The Fabric Quilt
George Ward Commemorative Quilt
In October 2009, Wardsville’s quilt committee began designing a fabric quilt to
commemorate their community’s founders, Mr. and Mrs. George Ward. The initial idea came from Denise Corneil, an artistic community leader who puts Martha Stewart to shame. She had caught sight of the rural folk art phenonomen called “barn quilts” that are sweeping the United States. She was impressed by the news that the Temiskaming International Plowing Match 2009 in northern Ontario had created a barn quilt trail featuring over 90 barn quilts.
Eleanor Blain and Sue Ellis, experienced quilt makers, joined the team and they quickly came up with a scheme to create a quilt involving as many women as possible. It did not matter whether they were skilled needle workers. It was a communal project which would involve as many mothers and daughters as possible.

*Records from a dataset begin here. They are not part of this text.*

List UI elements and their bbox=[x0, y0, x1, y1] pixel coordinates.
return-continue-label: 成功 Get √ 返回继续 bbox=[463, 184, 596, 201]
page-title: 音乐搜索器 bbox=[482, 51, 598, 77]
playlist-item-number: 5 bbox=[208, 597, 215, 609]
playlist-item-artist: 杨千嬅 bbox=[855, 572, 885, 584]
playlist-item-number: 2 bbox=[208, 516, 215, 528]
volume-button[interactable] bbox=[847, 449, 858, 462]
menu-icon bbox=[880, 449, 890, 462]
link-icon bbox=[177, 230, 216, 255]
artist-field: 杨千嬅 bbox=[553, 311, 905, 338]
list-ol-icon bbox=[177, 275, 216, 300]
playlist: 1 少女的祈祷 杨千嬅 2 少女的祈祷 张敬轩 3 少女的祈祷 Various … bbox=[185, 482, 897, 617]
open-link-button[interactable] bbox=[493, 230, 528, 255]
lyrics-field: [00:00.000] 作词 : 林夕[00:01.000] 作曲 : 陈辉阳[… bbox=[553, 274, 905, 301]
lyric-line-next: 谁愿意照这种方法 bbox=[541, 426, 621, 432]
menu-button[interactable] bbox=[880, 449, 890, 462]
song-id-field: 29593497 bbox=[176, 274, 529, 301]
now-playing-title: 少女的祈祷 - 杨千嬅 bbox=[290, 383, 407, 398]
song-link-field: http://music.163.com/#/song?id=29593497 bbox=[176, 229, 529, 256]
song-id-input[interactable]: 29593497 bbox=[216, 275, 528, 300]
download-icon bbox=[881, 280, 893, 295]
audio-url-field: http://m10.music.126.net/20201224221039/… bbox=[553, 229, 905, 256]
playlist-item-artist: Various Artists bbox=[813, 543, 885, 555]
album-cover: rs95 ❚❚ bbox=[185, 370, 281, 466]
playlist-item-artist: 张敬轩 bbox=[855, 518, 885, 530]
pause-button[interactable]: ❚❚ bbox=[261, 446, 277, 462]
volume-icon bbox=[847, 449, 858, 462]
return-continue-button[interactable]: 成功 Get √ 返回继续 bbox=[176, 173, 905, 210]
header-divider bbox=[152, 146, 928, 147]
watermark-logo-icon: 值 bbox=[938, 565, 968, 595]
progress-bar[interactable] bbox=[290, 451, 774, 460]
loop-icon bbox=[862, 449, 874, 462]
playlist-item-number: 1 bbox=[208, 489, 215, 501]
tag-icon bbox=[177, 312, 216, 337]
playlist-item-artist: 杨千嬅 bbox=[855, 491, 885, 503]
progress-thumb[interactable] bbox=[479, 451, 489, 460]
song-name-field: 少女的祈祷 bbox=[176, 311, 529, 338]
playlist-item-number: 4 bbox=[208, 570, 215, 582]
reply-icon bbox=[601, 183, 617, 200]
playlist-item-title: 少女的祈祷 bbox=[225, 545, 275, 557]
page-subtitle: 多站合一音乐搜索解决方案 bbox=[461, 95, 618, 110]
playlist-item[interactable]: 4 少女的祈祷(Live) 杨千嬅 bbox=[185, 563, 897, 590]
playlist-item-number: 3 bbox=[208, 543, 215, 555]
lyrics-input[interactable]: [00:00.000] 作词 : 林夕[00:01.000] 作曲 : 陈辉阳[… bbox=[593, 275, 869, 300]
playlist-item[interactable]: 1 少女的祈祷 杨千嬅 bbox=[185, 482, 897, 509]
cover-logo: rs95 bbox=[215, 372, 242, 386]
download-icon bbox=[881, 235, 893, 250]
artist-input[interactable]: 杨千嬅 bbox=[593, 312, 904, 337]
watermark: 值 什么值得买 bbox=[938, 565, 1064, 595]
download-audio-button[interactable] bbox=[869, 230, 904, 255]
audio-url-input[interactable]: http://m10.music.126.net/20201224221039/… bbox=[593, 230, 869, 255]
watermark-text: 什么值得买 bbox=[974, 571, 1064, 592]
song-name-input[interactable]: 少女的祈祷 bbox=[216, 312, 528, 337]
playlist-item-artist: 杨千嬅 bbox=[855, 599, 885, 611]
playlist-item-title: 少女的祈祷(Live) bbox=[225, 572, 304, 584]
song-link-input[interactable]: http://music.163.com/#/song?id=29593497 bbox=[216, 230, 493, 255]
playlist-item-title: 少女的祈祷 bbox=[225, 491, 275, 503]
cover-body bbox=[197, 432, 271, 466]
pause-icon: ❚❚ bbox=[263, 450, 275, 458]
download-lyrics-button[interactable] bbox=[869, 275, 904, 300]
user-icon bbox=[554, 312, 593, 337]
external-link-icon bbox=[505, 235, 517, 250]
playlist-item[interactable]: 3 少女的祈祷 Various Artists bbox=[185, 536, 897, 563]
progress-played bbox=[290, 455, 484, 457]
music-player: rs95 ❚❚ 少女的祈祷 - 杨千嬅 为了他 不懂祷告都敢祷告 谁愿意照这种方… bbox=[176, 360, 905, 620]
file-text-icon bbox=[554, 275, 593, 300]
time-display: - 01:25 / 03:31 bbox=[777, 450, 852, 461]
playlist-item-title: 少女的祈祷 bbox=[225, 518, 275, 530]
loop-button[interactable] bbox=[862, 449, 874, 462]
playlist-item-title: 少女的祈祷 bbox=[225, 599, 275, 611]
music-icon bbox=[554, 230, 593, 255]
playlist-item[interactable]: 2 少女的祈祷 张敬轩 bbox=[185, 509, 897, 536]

They wanted a story line for their bicentennial commemorative quilt. It was common knowledge that Wardsville was named after a Mr. George Ward. No one knew much about him. In 1810, Mr George Ward was requested by the British Government to establish a stopping point for travellers along a section of Longwoods Road between Thamesville and Delaware, in Upper Canada – the Western District it was called. That was all they knew. There were still Ward descendants but none lived in the area. It had been several years since they’d returned for a reunion.
Luckily, Wardsville is blessed by a local historian who keeps his personal artifact collection in a cute building in Wardsville. Ken Willis had written a book about Wardsville featuring the details of George Ward’s life. A retired soldier with a young family, Mr. Ward was asked to supply provisions and fresh horses for the military. There was barely a trail through the Carolinian Forest now called Skunk’s Misery. In 2010, it is one of the largest remnant of Carolinian forest in Canada. in 1810, it would have been a nasty section of deep dark forest where travellers, settlers, and regiments were getting lost. Ward and his family carved a settler’s homestead out of the forest and called it Ward’s Station. Two years later war broke out. On March 6, 1814, the Battle of the Longwoods took place a couple miles east of his homestead. Ward and his wife suffered many trials and tribulations. Accused of treason by the British, George Ward went to his grave in 1837 still trying to clear his name. His remains are buried in the Wardsville cemetery.